Solution: Verify that Firebase Authentication is connected in the FlutterFlow Firebase panel and that the user is fully logged in before the action runs. In the Action Flow Editor, add a conditional before the Cloud Function call that checks Authenticated User is not null. Also confirm the function is deployed as an HTTPS callable (functions.https.onCall) not a plain HTTPS trigger (functions.https.onRequest).

Best practices

  • Connect Firebase using the 'Auto-generate Config Files' button — never manually paste google-services.json or GoogleService-Info.plist into FlutterFlow, as manual files can become stale when you rotate keys or change project settings.
  • Enable Authentication before Firestore, then write Security Rules that reference request.auth.uid — this creates a linked auth+data model that is secure by construction.
  • Upgrade to Blaze only when you need a paid feature (Cloud Functions, phone auth, heavy traffic), and set a Google Cloud budget alert with an email notification the moment you do — Blaze has no default spending cap.
  • Use Firebase Cloud Functions as the mandatory proxy for every third-party secret key — never put Stripe sk_, OpenAI API keys, or service-role tokens in FlutterFlow API Calls headers or Dart constants.
  • Replace Firestore and Storage test-mode Security Rules before sharing the app with any external users — test-mode rules expire after 30 days and leave data publicly accessible until then.
  • Upload an APNs Authentication Key (not a certificate) in Firebase Project Settings before testing iOS push notifications — failing to do this is the most common reason FCM works on Android but not iOS.
  • Store Cloud Function secrets using Firebase Secret Manager (available via the Firebase console or the Functions SDK's defineSecret) rather than environment config — Secret Manager provides audit logs and rotation support.

Alternatives

Frequently asked questions

Do I need a Firebase account or a Google Cloud account — are they the same?

Firebase is built on top of Google Cloud, and your Firebase project IS a Google Cloud project. You only need one Google account. When you create a Firebase project at console.firebase.google.com, Google automatically creates a linked GCP project. Budget alerts and IAM permissions live in the Google Cloud console; Firebase-specific features live in the Firebase console.
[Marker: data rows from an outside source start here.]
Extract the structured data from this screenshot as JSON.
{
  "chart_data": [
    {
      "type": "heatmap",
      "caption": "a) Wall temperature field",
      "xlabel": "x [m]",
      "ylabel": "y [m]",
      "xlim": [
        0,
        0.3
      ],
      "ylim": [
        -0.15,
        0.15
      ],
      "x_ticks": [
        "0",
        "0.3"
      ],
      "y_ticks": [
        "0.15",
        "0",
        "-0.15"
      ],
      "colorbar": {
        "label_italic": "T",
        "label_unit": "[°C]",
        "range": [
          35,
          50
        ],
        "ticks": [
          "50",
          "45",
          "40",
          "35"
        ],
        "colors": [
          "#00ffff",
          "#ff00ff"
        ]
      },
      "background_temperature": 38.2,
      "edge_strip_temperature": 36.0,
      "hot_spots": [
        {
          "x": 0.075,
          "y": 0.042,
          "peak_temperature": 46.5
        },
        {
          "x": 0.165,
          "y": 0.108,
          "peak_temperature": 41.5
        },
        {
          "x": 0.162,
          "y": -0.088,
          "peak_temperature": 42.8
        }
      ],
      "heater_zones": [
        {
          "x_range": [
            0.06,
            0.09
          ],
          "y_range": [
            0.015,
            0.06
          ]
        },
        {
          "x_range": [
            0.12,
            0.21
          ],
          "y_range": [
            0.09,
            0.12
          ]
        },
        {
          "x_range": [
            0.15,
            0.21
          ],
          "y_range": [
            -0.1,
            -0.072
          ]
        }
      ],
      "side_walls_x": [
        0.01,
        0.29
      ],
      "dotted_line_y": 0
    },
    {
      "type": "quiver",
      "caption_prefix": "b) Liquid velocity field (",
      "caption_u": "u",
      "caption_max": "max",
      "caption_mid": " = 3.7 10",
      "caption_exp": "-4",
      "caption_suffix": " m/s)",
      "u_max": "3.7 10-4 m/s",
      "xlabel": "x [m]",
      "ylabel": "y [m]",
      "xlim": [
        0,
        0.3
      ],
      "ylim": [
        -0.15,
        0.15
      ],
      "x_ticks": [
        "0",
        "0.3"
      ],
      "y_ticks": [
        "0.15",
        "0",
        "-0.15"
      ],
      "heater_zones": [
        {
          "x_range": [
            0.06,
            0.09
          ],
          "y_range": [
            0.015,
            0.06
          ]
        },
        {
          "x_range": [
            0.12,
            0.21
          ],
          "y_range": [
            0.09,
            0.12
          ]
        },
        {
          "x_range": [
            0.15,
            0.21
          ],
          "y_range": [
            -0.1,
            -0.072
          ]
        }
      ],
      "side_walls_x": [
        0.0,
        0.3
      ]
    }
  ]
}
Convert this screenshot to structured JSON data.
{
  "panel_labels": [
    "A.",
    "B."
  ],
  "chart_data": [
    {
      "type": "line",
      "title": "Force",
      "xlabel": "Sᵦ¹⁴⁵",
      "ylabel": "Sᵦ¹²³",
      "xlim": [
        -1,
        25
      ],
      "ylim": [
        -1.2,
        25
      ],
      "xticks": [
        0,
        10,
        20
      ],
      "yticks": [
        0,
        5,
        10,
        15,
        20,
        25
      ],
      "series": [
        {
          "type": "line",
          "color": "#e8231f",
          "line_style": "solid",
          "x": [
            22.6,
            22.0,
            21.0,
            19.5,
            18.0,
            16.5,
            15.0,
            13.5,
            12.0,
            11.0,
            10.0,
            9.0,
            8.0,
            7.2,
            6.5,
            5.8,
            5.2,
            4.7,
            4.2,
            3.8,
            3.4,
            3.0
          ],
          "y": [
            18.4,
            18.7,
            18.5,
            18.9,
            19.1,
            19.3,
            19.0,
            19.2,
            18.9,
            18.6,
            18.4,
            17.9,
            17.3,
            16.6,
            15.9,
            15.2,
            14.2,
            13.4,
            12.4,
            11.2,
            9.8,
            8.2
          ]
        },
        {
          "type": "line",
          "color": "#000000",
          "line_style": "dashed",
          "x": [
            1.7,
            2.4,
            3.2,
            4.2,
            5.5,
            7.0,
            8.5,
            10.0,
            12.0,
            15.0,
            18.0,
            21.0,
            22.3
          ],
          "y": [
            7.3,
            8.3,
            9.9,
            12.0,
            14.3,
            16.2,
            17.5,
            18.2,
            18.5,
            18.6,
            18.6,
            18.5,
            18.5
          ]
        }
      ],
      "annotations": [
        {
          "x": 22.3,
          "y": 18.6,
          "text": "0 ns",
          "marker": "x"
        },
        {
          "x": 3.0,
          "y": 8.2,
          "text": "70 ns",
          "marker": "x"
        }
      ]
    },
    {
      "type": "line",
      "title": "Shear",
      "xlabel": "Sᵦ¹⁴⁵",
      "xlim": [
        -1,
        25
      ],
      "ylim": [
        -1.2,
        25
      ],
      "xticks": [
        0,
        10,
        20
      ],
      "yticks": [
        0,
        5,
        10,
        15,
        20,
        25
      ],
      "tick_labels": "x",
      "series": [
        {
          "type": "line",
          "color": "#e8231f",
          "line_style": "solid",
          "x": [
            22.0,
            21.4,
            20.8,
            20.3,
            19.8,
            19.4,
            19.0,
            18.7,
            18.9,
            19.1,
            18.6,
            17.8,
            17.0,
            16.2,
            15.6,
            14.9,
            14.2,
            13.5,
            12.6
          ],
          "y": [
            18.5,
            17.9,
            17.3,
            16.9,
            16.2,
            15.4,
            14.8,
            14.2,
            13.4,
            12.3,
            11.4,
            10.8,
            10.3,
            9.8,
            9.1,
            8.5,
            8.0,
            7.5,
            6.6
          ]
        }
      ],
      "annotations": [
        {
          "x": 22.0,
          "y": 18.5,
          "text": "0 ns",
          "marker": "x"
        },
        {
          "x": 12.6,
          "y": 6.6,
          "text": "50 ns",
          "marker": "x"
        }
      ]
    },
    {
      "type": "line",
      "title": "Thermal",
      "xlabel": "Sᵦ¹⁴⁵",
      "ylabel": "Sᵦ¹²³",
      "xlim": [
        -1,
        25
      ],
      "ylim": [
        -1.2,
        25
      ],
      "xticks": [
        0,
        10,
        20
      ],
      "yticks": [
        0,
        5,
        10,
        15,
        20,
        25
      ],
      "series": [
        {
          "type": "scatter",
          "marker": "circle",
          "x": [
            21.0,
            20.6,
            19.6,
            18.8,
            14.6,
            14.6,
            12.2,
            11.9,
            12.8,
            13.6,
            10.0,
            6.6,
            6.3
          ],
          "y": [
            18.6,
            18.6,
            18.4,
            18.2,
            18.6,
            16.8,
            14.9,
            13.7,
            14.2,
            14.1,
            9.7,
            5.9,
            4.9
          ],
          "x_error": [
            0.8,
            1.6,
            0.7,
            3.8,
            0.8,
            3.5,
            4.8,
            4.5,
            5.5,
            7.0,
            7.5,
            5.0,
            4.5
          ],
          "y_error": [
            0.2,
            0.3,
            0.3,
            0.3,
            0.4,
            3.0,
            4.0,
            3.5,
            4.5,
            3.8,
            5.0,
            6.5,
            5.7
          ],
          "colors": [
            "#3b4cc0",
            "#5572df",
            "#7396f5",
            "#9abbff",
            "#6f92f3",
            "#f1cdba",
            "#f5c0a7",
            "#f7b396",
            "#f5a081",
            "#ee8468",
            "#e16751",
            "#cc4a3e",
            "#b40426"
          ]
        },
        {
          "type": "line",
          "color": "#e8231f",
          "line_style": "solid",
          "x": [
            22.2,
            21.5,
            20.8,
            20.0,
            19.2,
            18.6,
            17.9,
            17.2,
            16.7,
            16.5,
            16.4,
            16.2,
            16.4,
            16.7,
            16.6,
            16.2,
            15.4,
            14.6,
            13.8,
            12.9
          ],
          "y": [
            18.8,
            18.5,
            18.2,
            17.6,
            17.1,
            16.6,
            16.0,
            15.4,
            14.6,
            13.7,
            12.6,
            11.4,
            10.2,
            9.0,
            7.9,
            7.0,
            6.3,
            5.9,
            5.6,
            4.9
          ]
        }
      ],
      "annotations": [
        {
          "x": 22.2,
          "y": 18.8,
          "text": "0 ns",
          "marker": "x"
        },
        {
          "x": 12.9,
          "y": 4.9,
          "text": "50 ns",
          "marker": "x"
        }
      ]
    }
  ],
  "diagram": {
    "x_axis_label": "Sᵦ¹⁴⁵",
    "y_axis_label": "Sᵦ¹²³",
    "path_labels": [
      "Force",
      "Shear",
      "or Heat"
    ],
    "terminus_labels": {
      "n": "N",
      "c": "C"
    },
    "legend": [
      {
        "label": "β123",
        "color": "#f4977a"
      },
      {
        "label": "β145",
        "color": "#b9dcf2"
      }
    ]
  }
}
Which Firebase services should I enable for a standard FlutterFlow app?

For most apps: enable Authentication (users need to log in) and Firestore (your main database). Add Storage if users upload photos or files. Add Cloud Functions when you need a secret-key proxy for third-party APIs or server-side business logic. Firebase Cloud Messaging is optional — only enable it if you are building push notifications. Start minimal and add services as you need them.

Can I use both Firebase and Supabase in the same FlutterFlow project?

FlutterFlow has native panels for both Firebase and Supabase, but using both backends simultaneously in a single project leads to complexity around auth state and data sync. A common pattern is to use Firebase Auth as the primary authentication system and call a Supabase REST endpoint via API Calls for specific data needs — but it is simpler to commit to one backend per project where possible.

Why does FlutterFlow need Owner or Editor access to my Firebase project — can I use Viewer?

FlutterFlow's auto-generate feature calls the Firebase Management API to download your project's config files and enable SDK services. The Firebase Management API requires Editor or Owner permissions. Viewer access only allows reading project metadata — it cannot generate or modify config files. There is no workaround for this requirement.

What happens to my app if I hit the Spark free tier limits?

If you exceed Spark tier daily limits (for example, 50K Firestore reads per day), Firebase will throttle or block the exceeding requests for the remainder of that day. Your app will show empty data or errors until midnight Pacific Time when the quota resets. Upgrade to Blaze before you expect traffic to consistently approach those limits, and set budget alerts to keep costs predictable.